Question

If $2x-4y=9$ and $6x-12y+7=0$ are Parallel tangents to the circle, then radius of the circle is
(a) $\dfrac{\sqrt{3}}{5}$
(b) $\dfrac{17}{6\sqrt{5}}$
(c) $\dfrac{\sqrt{2}}{3}$
(d) $\dfrac{17}{3\sqrt{5}}$

Answer 1

Hint: Firstly find out the slope and intercepts of the two given equations. We know the diameter of the circle is equal to the distance between two parallel tangent lines to solve it.
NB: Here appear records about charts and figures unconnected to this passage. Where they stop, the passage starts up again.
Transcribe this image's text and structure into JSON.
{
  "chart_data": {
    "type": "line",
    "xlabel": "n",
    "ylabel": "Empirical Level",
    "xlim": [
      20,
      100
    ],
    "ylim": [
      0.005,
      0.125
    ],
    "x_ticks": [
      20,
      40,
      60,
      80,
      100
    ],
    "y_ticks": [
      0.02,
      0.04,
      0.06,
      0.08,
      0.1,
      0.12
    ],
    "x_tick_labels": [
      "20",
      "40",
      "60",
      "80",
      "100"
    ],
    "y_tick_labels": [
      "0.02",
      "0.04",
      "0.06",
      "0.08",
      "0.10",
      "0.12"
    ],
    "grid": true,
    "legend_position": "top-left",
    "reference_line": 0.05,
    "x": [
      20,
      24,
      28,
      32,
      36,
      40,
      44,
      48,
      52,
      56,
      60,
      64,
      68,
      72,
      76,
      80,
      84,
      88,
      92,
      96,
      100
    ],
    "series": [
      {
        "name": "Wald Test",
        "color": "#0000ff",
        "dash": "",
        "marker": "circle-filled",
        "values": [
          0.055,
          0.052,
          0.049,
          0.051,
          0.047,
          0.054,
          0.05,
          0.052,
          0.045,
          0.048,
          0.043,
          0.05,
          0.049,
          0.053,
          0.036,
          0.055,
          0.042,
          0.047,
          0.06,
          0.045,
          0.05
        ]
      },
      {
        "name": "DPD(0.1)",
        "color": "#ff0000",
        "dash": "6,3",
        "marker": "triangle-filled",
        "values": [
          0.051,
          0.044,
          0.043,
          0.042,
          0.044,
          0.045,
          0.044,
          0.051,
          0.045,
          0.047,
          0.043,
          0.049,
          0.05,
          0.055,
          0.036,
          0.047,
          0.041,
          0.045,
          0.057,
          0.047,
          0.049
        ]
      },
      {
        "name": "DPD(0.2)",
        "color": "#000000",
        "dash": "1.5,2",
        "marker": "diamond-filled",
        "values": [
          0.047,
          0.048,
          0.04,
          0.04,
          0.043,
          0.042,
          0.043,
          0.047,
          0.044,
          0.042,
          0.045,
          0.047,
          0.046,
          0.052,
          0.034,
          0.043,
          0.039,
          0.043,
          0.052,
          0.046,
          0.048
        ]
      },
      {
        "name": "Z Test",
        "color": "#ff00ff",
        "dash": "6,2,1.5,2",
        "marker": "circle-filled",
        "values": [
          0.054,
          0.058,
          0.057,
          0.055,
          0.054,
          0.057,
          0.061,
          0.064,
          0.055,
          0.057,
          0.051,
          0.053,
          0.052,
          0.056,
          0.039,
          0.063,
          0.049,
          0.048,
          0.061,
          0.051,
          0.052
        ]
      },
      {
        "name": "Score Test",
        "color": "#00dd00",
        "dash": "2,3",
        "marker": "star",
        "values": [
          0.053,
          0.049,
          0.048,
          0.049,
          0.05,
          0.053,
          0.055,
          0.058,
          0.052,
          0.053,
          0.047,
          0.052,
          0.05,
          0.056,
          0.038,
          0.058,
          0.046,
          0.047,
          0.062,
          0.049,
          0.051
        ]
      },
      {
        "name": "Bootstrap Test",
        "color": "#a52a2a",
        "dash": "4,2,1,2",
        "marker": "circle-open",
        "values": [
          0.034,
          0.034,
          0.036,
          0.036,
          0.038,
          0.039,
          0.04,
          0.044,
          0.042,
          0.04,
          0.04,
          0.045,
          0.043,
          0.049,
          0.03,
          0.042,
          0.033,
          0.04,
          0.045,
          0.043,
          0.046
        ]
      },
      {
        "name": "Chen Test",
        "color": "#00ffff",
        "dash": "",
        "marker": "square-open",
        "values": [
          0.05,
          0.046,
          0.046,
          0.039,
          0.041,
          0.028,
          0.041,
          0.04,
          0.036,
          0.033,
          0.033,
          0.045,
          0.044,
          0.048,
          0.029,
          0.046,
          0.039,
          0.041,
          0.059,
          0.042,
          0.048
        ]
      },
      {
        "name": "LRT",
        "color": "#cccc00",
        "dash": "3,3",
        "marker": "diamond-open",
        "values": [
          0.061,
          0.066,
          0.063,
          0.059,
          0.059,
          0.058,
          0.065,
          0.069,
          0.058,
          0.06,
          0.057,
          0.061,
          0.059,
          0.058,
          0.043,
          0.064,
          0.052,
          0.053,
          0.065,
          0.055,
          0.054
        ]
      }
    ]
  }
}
Try to represent and interpret graphically.

Complete step-by-step answer:
Now, let’s consider the one of the given tangents equation,
$2x-4y=9$
$\Rightarrow 4y=2x-9$
$\Rightarrow y=\dfrac{x}{2}-\dfrac{9}{4}$
This is of the form $y=mx+c$ where m is the slope.
Here, slope of the this tangent is $\dfrac{1}{2}$ and intercept is ${{c}_{1}}=-\dfrac{9}{4}$
Now, consider the other tangent equation,
$\begin{aligned} & 6x-12y+7=0 \\\ & 12y=6x+7 \\\ &\Rightarrow y=\dfrac{6}{12}x+\dfrac{7}{12} \\\ \end{aligned}$
$\Rightarrow y=\dfrac{x}{2}+\dfrac{7}{12}$
This is also of the form $y=mx+c$ where m is the slope.
Slope of this tangent is $\dfrac{1}{2}$ and intercept ${{c}_{2}}=\dfrac{7}{12}$
If slopes are equal then the lines are parallel to each other. So the slopes of the given tangents are equal, hence, the given two tangents are parallel to each other. It can be represented as shown below.

So, the diameter of the circle will be the distance between the two parallel tangents to the circle.
We know, the distance between 2 parallel lines $y=mx+{{c}_{1}}$ and $y=mx+{{c}_{2}}$ is given by
$d=\dfrac{\left| {{c}_{1}}-{{c}_{2}} \right|}{\sqrt{\left( 1+{{m}^{2}} \right)}}$
Where ${{c}_{1}}$,${{c}_{2}}$are intercepts of the two lines and $m$is the slope of the parallel lines.
Now substituting the values obtained from our calculations, i.e.,
${{c}_{2}}=\dfrac{7}{12}$,${{c}_{1}}=-\dfrac{9}{4}$ and $m=\dfrac{1}{2}$ in the distance formula, we get
$\begin{aligned} & d=\dfrac{\left| \dfrac{7}{12}+\dfrac{9}{4} \right|}{\sqrt{\left( 1+{{\left( \dfrac{1}{2} \right)}^{2}} \right)}} \\\ & d=\dfrac{\left| \dfrac{7}{12}+\dfrac{9}{4} \right|}{\sqrt{\left( 1+\dfrac{1}{4} \right)}} \\\ \end{aligned}$
Taking the LCM in both numerator and denominator, we get
$\begin{aligned} & d=\dfrac{\left| \dfrac{7+9\times 3}{12} \right|}{\sqrt{\left( \dfrac{4+1}{4} \right)}} \\\ & \Rightarrow d=\dfrac{\left| \dfrac{34}{12} \right|}{\sqrt{\left( \dfrac{5}{4} \right)}} \\\ & \Rightarrow d=\dfrac{34}{12}\times \dfrac{2}{\sqrt{5}} \\\ & \Rightarrow d=\dfrac{17}{3\sqrt{5}} \\\ \end{aligned}$
So, the diameter of the given circle is $\dfrac{17}{3\sqrt{5}}$ units.
Now we know, radius is half of diameter, so
$r=\dfrac{d}{2}$
Substituting the value of diameter, we get
$r=\dfrac{\dfrac{17}{3\sqrt{5}}}{2}=\dfrac{17}{6\sqrt{5}}$
Therefore, the radius of the given circle is $\dfrac{17}{6\sqrt{5}}$ units.
Hence, the correct answer is option (b).

Note: Students often make mistakes and forget to divide the distance between the tangents by to 2, to get the radius. So they will get the radius as $\dfrac{17}{3\sqrt{5}}$, this is the wrong answer. So they may select option (d) as the answer.